Political upheaval has been shaking Slovakia, halting legislative efforts and endangering the country's readiness to face the energy and other crises, according to Havel & Partners Partner Stepan Starha.
“The political crisis in Slovakia fraughts everything,” Starha begins. This September, one of the coalition parties that formed the government quit, resulting in “the remaining three parties in power losing their parliamentary majority and halting all legislative efforts. It is not yet clear if the government will be able to hold out for the remainder of its term, until 2024, or if we’re going to go for extraordinary elections.”
Focusing on the legislative agenda, now halted, Starha reports a few items in the pipeline. “Even though legislative activity is endangered, there are still hopes that some of the proposed legislative updates might still occur – starting with amendments to the commercial code,” he says. “The government wanted to make it easier for LLCs to incorporate, and envisaged a fully digital process which would lower legal costs for entrepreneurs and introduce a smoother experience – however, instead of the beginning of 2023, we now don’t know if and when this will be effective,” Starha explains. Additionally, he reports that the “implementation of the whistleblowing directive has been halted too, with the proposal being stuck.”
Regardless, Starha reports some legislative updates did pass this year before the political crisis escalated. “The real estate sector has seen three new important acts, starting with a new Construction Act and a new Spatial Planning Act.” According to Starha, these were “really important” because they sought to shorten the period of time required to obtain a building license. “Currently, this period is 300 days on average, meaning that any reductions would do wonders.” Additionally, Starha says that a new act on “state support for rental housing has passed, which will make the construction of rent-controlled apartments easier. Still, these acts are yet to enter into force in 2024 – if the extraordinary elections take place, and a different government is elected, we could still see delays and potentially even retractions,” Starha cautions.
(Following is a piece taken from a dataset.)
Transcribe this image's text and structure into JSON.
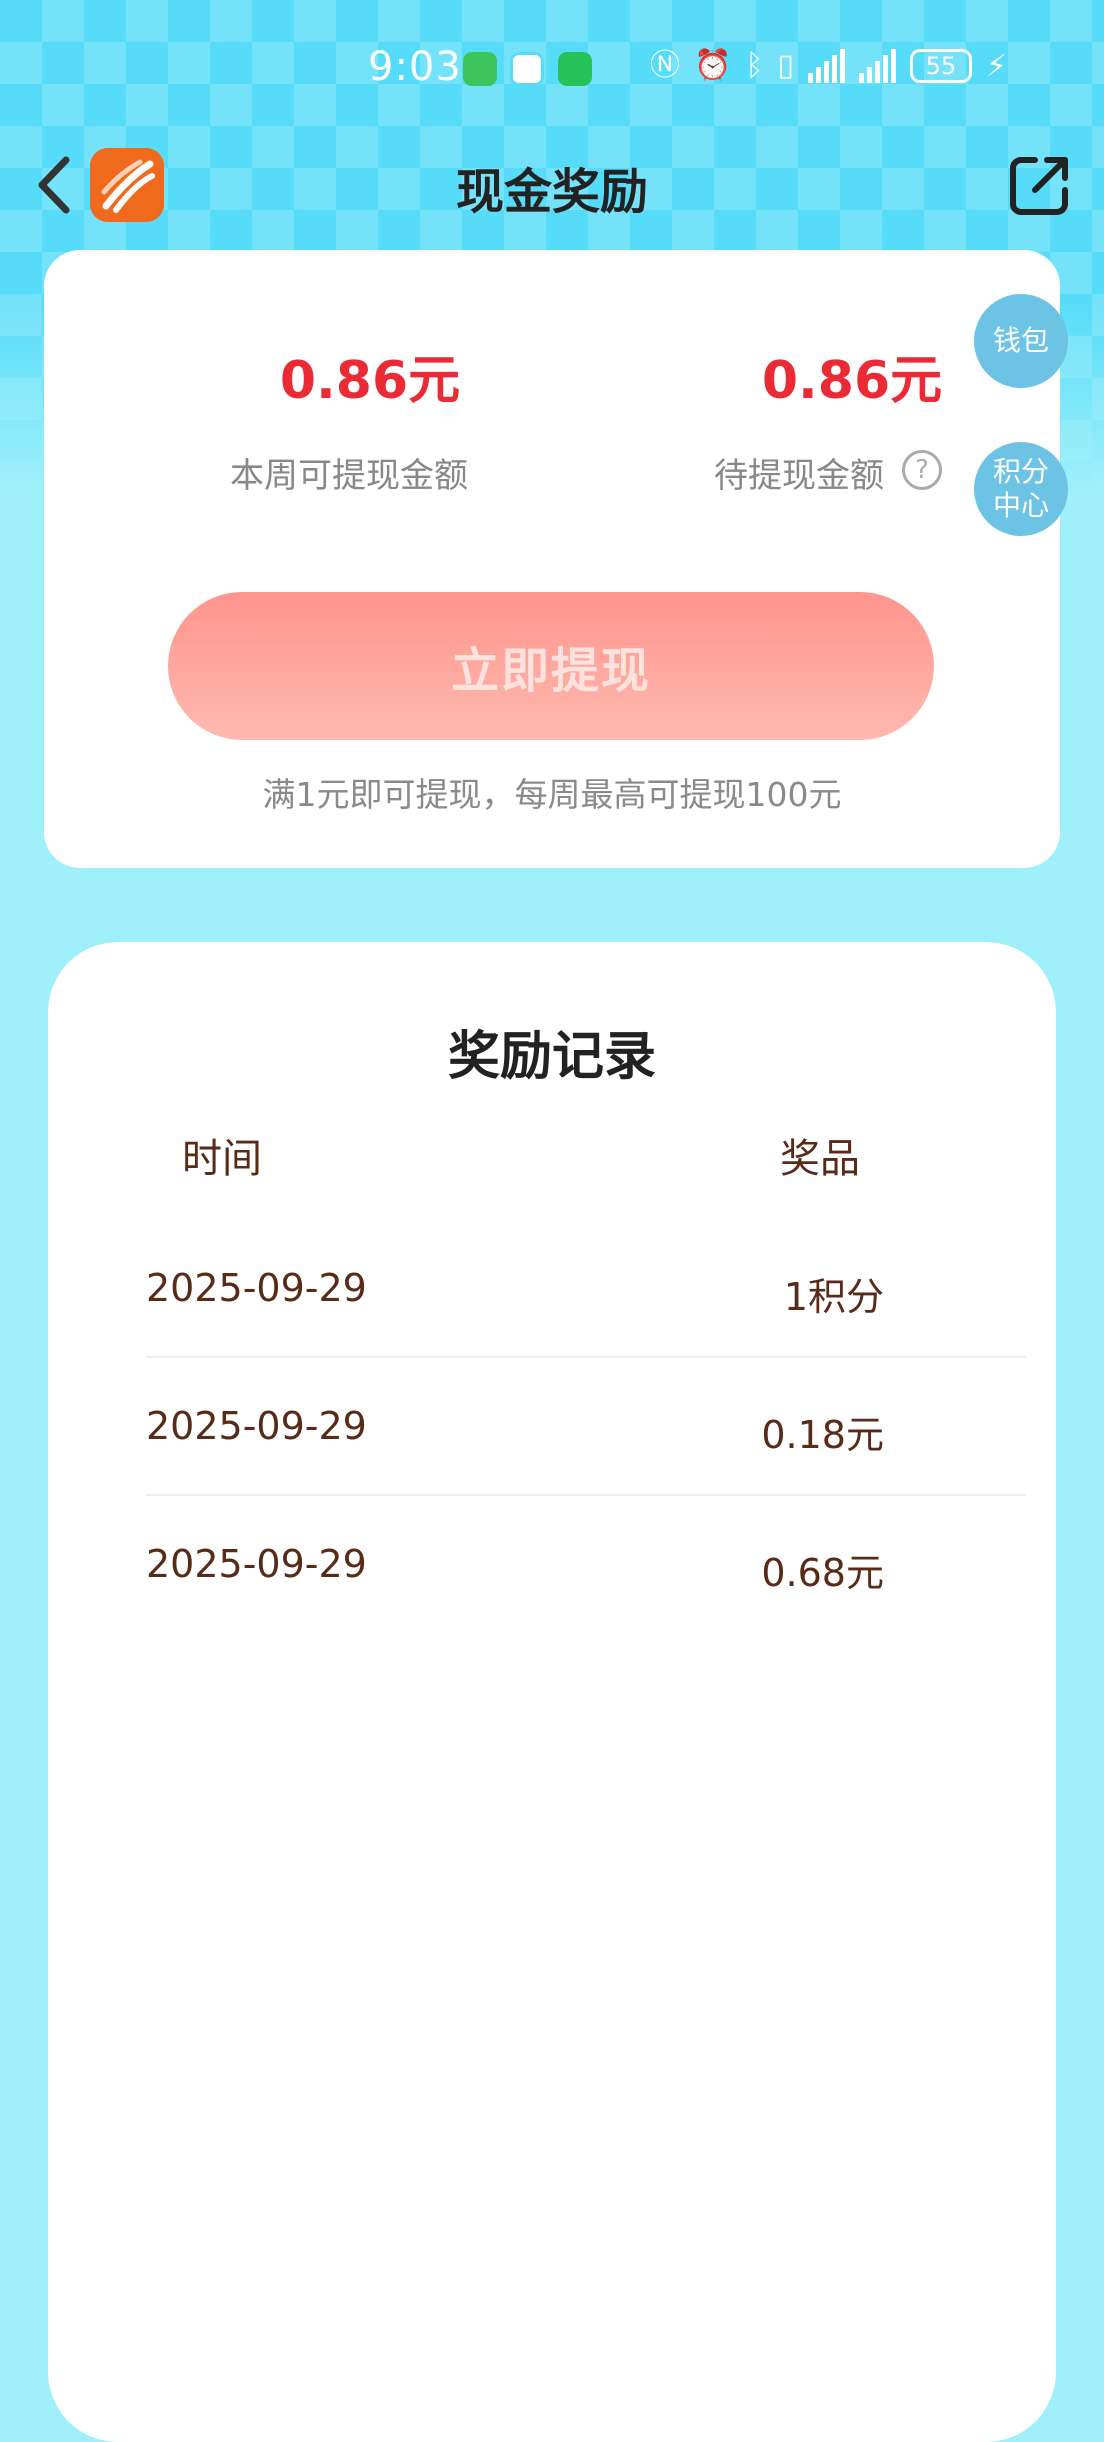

Moreover, the crisis might also be shaking up the efforts of the government to combat corruption. “A number of former high-ranking police commissioners, a number of judges, and even the former general prosecutor are under investigation on corruption charges. Hopefully, these procedures won’t be affected in any way in the wake of the crisis,” Starha reports.
Still, even with all of this in mind, Starha reports that the legal market in Slovakia has been doing better. “Following a big slowdown in 2020 and 2021, 2022 finally brought an uptick in terms of M&A transactions at the beginning of the year. However, the war in the neighboring country brought uncertainty to the market once again,” he says.
As examples of recent transactions, Starha points to the recent sale of a number of MOL petrol stations as part of a wider PKN Orlen – Lotos Group merger that took place in Poland, as well as the acquisition of the Blumental Offices. “Also, the government was able to introduce another car manufacturer to an already bustling car market – Volvo announced it will open a production plant near Kosice. On the one hand, this will lead to more jobs but, on the other hand, it will also increase an over-dependence of the economy on this specific industry,” Starha explains.
Finally, commenting on the upcoming winter in the face of a looming energy crisis in Europe, Starha reports that the Slovak “gas storages should be almost full, and there seems to be enough for the winter. However, the government has not yet (as of the penultimate week of September) introduced any price caps, though there are rumors of some being in the pipeline for households, small businesses, and public bodies,” he concludes.